In 1885, he found an opportunity to restore his reputation. Joseph Halder, a businessman from Munich, conceived plans for a circular, panoramic painting depicting the Crucifixion of Christ and, recalling Piglhein's work at the Munich Exhibition, the commission was given to him. From 1885 to 1886, he made a trip to Jerusalem, where he made sketches for what would become his magnum opus. Under his direction, the landscape painters Josef Block, Johann Adalbert Heine (1850–1905) and Josef Krieger (1848–1914) created the scenes, while Piglhein executed the figures. The work was displayed in Munich, Berlin and Vienna, where it was destroyed by a fire in 1892. Ten photographs of the work were taken on opening day. At least 15 copies of the work were made (some of which were made by his assistants, who were not under Piglhein's contractual obligations to produce but one panorama).
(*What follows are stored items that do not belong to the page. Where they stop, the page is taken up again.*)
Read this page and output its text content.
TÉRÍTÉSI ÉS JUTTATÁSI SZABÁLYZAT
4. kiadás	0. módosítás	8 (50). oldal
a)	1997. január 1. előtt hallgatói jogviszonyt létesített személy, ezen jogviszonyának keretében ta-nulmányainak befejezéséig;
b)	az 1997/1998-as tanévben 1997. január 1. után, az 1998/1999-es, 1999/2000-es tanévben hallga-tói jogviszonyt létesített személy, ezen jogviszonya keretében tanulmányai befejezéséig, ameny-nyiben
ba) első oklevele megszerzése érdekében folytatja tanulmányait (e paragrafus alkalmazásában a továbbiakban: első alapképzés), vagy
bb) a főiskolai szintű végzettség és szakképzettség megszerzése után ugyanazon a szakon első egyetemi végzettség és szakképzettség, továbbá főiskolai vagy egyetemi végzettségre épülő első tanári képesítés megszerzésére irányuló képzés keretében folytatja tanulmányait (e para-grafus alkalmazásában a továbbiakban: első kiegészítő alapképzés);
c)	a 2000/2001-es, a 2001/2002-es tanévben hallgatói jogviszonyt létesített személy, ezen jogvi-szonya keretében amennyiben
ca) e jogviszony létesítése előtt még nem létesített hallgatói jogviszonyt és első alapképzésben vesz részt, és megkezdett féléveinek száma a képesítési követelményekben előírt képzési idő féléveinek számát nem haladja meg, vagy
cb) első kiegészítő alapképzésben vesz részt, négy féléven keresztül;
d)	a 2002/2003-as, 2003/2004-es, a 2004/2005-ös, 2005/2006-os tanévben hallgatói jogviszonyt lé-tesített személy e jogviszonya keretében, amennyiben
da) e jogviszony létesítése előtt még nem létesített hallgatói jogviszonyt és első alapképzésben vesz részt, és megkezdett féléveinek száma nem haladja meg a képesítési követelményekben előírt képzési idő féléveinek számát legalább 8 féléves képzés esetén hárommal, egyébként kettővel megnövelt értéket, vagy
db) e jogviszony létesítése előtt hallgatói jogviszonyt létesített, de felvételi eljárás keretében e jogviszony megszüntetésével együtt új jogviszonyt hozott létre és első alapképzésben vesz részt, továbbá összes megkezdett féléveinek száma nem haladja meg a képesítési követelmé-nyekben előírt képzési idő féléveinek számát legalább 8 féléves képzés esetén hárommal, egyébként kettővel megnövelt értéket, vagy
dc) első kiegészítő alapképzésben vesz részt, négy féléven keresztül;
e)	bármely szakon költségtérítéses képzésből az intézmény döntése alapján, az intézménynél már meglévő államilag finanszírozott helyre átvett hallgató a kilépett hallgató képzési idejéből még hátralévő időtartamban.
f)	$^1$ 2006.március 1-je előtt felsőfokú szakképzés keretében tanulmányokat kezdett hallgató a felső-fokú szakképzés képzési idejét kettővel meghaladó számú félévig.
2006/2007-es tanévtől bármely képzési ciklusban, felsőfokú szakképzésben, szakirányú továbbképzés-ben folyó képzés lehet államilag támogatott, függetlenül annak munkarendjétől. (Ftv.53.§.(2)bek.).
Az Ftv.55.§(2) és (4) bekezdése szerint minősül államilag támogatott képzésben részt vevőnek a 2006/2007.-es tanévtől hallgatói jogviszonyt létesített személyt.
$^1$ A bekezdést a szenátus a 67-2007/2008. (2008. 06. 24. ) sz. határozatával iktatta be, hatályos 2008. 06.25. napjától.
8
Extant panoramas are located in Einsiedeln, Switzerland and Sainte-Anne-de-Beaupré in Québec, Canada.

The ten photographs

In 1886, he was appointed a Professor at the Academy of Fine Arts Munich. With his reputation reestablished, he began to produce large canvases on religious themes and portraits. In 1892, he became one of the founders and the first President of the Munich Secession, although he was already suffering from physical ailments that inhibited his ability to work. He died in 1894 in Munich.